Effects of Alkali Metal and Organic Cations on the Hydrogen Oxidation Reaction in Alkaline Electrolytes

Abstract

Spectator ionic species in electrolyte solutions affect the rate and mechanism of electro-catalytic reactions. For example, it is well known that many anions, including (bi)sulfate and organic sulfonate can specifically adsorb to a platinum electrode at high potentials and affect the rate of the oxygen reduction reaction, important to fuel cell performance. If organic anions can specifically adsorb at high potentials and effect reaction rates, it should be determined if the organic cations proposed for use in new anion exchange membrane (AEM) fuel cells could specifically adsorb to platinum at low potentials and affect the rate of the hydrogen oxidation reaction. Recent evidence has shown that alkali metal cations can affect a variety of electro-catalytic reactions on platinum, including methanol oxidation, hydrogen oxidation, and oxygen reduction, but direct experimental evidence for their specific adsorption is lacking. Previously, we have used density functional theory (DFT), an ab initio quantum mechanics based technique to show that alkali metal cations can specifically adsorb to platinum and palladium electrodes at low potentials and compete with hydrogen adsorption in high pH electrolytes.
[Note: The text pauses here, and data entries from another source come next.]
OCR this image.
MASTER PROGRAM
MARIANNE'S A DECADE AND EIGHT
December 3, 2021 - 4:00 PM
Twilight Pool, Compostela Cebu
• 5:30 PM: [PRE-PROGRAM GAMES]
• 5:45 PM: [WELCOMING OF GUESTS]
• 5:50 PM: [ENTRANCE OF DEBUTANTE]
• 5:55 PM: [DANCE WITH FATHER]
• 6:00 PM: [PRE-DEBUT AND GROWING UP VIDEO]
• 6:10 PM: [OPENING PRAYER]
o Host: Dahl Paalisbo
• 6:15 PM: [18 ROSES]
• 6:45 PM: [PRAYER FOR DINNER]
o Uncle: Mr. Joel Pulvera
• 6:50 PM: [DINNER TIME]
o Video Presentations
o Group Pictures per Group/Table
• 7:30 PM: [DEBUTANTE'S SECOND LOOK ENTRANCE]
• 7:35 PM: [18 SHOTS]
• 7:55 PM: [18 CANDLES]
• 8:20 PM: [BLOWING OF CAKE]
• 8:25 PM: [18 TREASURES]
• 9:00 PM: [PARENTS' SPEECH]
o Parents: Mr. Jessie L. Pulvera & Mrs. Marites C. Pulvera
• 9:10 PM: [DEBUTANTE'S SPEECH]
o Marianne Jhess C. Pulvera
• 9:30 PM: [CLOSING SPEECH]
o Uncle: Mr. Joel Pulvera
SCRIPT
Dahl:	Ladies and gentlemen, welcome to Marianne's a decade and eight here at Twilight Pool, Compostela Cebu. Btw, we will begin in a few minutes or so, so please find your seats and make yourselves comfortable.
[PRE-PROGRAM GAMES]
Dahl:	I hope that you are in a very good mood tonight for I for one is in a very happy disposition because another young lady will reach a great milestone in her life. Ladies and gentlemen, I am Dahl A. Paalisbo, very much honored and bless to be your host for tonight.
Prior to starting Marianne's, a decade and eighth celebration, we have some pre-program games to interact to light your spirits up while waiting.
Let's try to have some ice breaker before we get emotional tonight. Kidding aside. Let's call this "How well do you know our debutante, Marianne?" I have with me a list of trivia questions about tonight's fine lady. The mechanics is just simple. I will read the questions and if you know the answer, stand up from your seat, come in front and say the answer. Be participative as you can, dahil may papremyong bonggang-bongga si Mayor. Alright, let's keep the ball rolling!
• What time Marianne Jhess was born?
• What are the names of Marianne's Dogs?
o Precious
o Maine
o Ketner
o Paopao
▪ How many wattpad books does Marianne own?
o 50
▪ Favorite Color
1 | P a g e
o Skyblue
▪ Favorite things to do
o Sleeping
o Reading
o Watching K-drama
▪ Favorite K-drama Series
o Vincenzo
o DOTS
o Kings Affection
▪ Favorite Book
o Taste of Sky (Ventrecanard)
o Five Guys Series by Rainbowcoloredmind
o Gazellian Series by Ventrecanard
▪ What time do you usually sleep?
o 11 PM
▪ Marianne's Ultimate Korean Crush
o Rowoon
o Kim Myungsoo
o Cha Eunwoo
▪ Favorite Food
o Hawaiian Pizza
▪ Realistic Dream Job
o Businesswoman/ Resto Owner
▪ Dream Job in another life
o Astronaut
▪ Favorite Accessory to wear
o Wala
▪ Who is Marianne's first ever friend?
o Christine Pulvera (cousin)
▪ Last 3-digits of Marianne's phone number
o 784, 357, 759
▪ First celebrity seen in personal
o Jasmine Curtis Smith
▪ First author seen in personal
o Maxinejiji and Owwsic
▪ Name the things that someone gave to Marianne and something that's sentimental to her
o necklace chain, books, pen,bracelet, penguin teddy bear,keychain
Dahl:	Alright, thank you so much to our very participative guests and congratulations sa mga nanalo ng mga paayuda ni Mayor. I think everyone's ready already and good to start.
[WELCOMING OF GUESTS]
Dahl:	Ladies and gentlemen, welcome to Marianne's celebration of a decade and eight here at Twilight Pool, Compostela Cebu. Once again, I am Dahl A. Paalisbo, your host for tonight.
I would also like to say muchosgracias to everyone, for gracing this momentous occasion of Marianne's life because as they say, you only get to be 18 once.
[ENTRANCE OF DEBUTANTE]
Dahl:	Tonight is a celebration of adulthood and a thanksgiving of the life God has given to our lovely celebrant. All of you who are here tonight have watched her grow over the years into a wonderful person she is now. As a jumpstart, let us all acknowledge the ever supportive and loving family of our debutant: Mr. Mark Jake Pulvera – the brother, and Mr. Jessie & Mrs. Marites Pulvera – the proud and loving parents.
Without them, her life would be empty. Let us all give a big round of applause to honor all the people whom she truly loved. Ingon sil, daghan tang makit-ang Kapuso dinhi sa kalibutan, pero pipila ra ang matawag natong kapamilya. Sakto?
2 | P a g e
We have found experimentally that the rate of the hydrogen oxidation reaction is dependent on the cation present in an alkaline electrolyte solution. We proposed and evaluated a mechanism for this effect using DFT to show alkali metal cations can specifically adsorb to the most active low index platinum facet for hydrogen oxidation, Pt(110), and can promote the adsorption of hydroxide, an important reaction intermediate. We have extended both our computational and experimental work to find that quaternary ammonium cations can also specifically adsorb to low index platinum electrode surfaces. The development of the mechanism for the effect of alkali metal cations on the rate of the hydrogen oxidation reaction and the DFT methods for simulating alkali metal cation and organic cation specific adsorption will be discussed.